Latvia's economy is slowing, but risks remain for a hard landing

  • 2007-10-24
  • Staff and wire reports
RIGA - The International Monetary Fund, in its latest global economic outlook, says that Latvia's GDP is set to increase 10.5 percent this year, and will be the strongest growth rate in the so-called emerging countries of Europe. Next year, however, this will moderate with a drop to 6.2 percent. This would deliver the "soft landing" scenario in which Latvia eases into a more sustainable level of economic growth.
Following the recent turbulence on the world's financial markets, the IMF has considerably downgraded growth forecasts for a number of countries around the world, including Latvia. As recently as this spring the fund's analysts estimated that Latvia's economy would expand by 7 percent in 2008.

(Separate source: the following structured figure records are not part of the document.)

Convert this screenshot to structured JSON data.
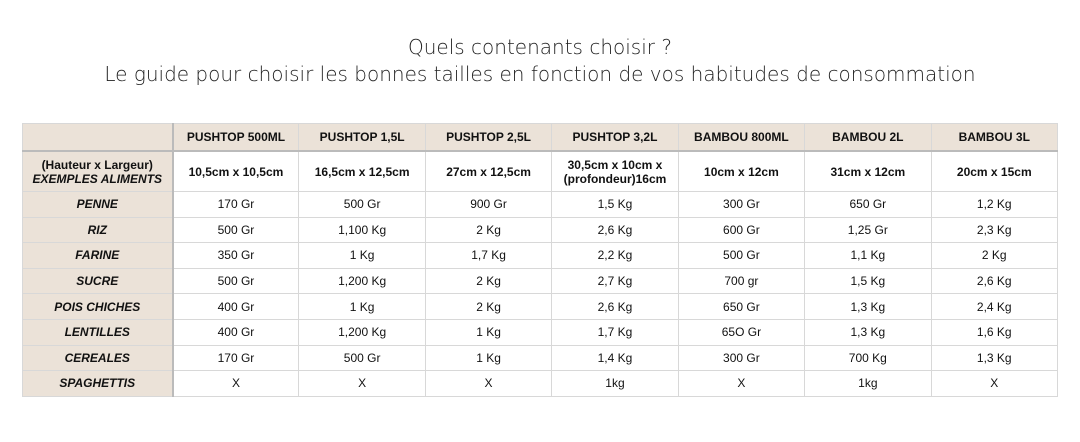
{
  "title": {
    "line1": "Quels contenants choisir ?",
    "line2": "Le guide pour choisir les bonnes tailles en fonction de vos habitudes de consommation"
  },
  "table": {
    "columns": [
      "PUSHTOP 500ML",
      "PUSHTOP 1,5L",
      "PUSHTOP 2,5L",
      "PUSHTOP 3,2L",
      "BAMBOU 800ML",
      "BAMBOU 2L",
      "BAMBOU 3L"
    ],
    "dims_label_1": "(Hauteur x Largeur)",
    "dims_label_2": "EXEMPLES ALIMENTS",
    "dims": [
      "10,5cm x 10,5cm",
      "16,5cm x 12,5cm",
      "27cm x 12,5cm",
      "30,5cm x 10cm x (profondeur)16cm",
      "10cm x 12cm",
      "31cm x 12cm",
      "20cm x 15cm"
    ],
    "rows": [
      {
        "label": "PENNE",
        "values": [
          "170 Gr",
          "500 Gr",
          "900 Gr",
          "1,5 Kg",
          "300 Gr",
          "650 Gr",
          "1,2 Kg"
        ]
      },
      {
        "label": "RIZ",
        "values": [
          "500 Gr",
          "1,100 Kg",
          "2 Kg",
          "2,6 Kg",
          "600 Gr",
          "1,25 Gr",
          "2,3 Kg"
        ]
      },
      {
        "label": "FARINE",
        "values": [
          "350 Gr",
          "1 Kg",
          "1,7 Kg",
          "2,2 Kg",
          "500 Gr",
          "1,1 Kg",
          "2 Kg"
        ]
      },
      {
        "label": "SUCRE",
        "values": [
          "500 Gr",
          "1,200 Kg",
          "2 Kg",
          "2,7 Kg",
          "700 gr",
          "1,5 Kg",
          "2,6 Kg"
        ]
      },
      {
        "label": "POIS CHICHES",
        "values": [
          "400 Gr",
          "1 Kg",
          "2 Kg",
          "2,6 Kg",
          "650 Gr",
          "1,3 Kg",
          "2,4 Kg"
        ]
      },
      {
        "label": "LENTILLES",
        "values": [
          "400 Gr",
          "1,200 Kg",
          "1 Kg",
          "1,7 Kg",
          "65O Gr",
          "1,3 Kg",
          "1,6 Kg"
        ]
      },
      {
        "label": "CEREALES",
        "values": [
          "170 Gr",
          "500 Gr",
          "1 Kg",
          "1,4 Kg",
          "300 Gr",
          "700 Kg",
          "1,3 Kg"
        ]
      },
      {
        "label": "SPAGHETTIS",
        "values": [
          "X",
          "X",
          "X",
          "1kg",
          "X",
          "1kg",
          "X"
        ]
      }
    ]
  }
}
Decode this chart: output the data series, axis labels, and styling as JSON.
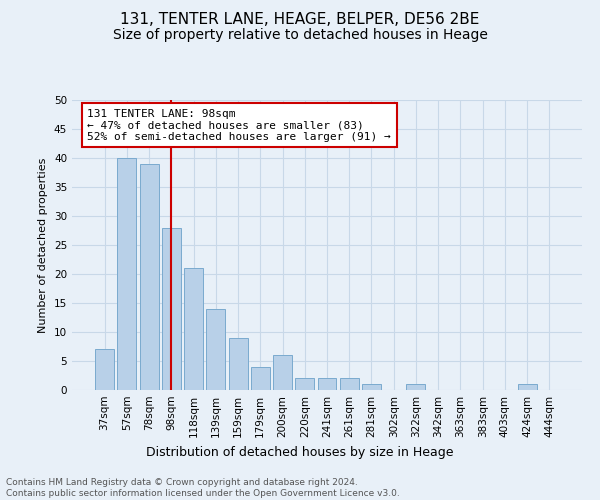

According to these latest IMF estimates, Estonia's GDP will grow 8 percent this year and 6 percent in 2008, while in Lithuania economic growth is projected at 8 percent in 2007 and at 6.5 percent in 2008.
Latvia's inflation prognosis for this year has been jacked up to 9 percent in contrast to a 7.3 percent inflation forecast just this spring. IMF analysts expect inflation to remain nearly as high next year as well, at 8.9 percent, which would be the highest figure in emerging Europe.
Annual inflation in Estonia is expected to reach 6 percent for this year and climb to 7 percent next year, while in Lithuania inflation is expected to fall from this year's 5.2 percent to 4.6 percent next year.
Analysts at Denmark's Danske Bank warn however that the Baltic economies will face a harder landing than the larger countries in Central and Eastern Europe over the coming years. They expect economic growth to slow throughout the region, but say the larger economies, such as Russia or Poland, should see a slowdown that is fairly soft, while the smaller economies, including the Baltic states, will be harder hit.
 
"The slowdown in growth is especially driven by significantly tighter credit conditions in the region, especially in the Baltic states and Kazakhstan," bank analysts noted. The slowdown will be especially felt in domestic demand, and a fairly strong slowdown can be expected in private consumption, property prices and construction activity, they say.
According to IMF forecasts, Latvia through next year will remain in the unenviable position as the region's absolute leader in terms of current account deficit levels. Analysts predict now that the Latvian current account deficit will reach 25.3 percent of GDP this year, only to expand further to 27.3 percent in 2008. This is a dramatic rise from spring forecasts, when the IMF expected the current account deficit to hit 23 percent of GDP before narrowing to 22.7 percent in 2008.
Estonia's current account deficit is expected to be 16.9 percent of GDP this year and 15.9 percent next year, while in Lithuania the respective figures are forecast at 14 percent and 12.6 percent.

The IMF expects economic growth in emerging Europe to slow to 5.8 percent this year and to 5.2 percent in 2008, as domestic demand drops due to monetary and fiscal tightening. "Tighter global credit conditions are likely to dampen growth of house prices and household consumption, with knock-off effects for construction and business investment. Exports are also likely to slow as a result of weakening external demand from Western Europe and, to a lesser extent, strong currencies and rising wage costs," they say.
"However, the still significant wage differences vis-a-vis Western Europe and strong productivity growth will continue to support the competitiveness," the fund says. "The slowdown of activity is expected to be most pronounced in the Baltics, where some cooling of demand would be welcome," note the IMF analysts. "Rising inflation and wage growth is a problem everywhere in the region," claim Danske bank analysts, and that "The acceleration in inflation on the back of, in particular, higher food and energy prices, could weigh on private consumption."

IMF officials expressed concern that countries with large external imbalances 's the Baltics, Romania and Bulgaria 's may be significantly affected by the increased cost of external financing and higher risk premiums, following recent financial market turbulence.
In the third quarter of 2007, producer prices in Latvia went up 16.7 percent from the third quarter of last year, the central statistics office said. This was split between a surge of 19.4 percent for domestically sold goods and 13.1 percent for export goods.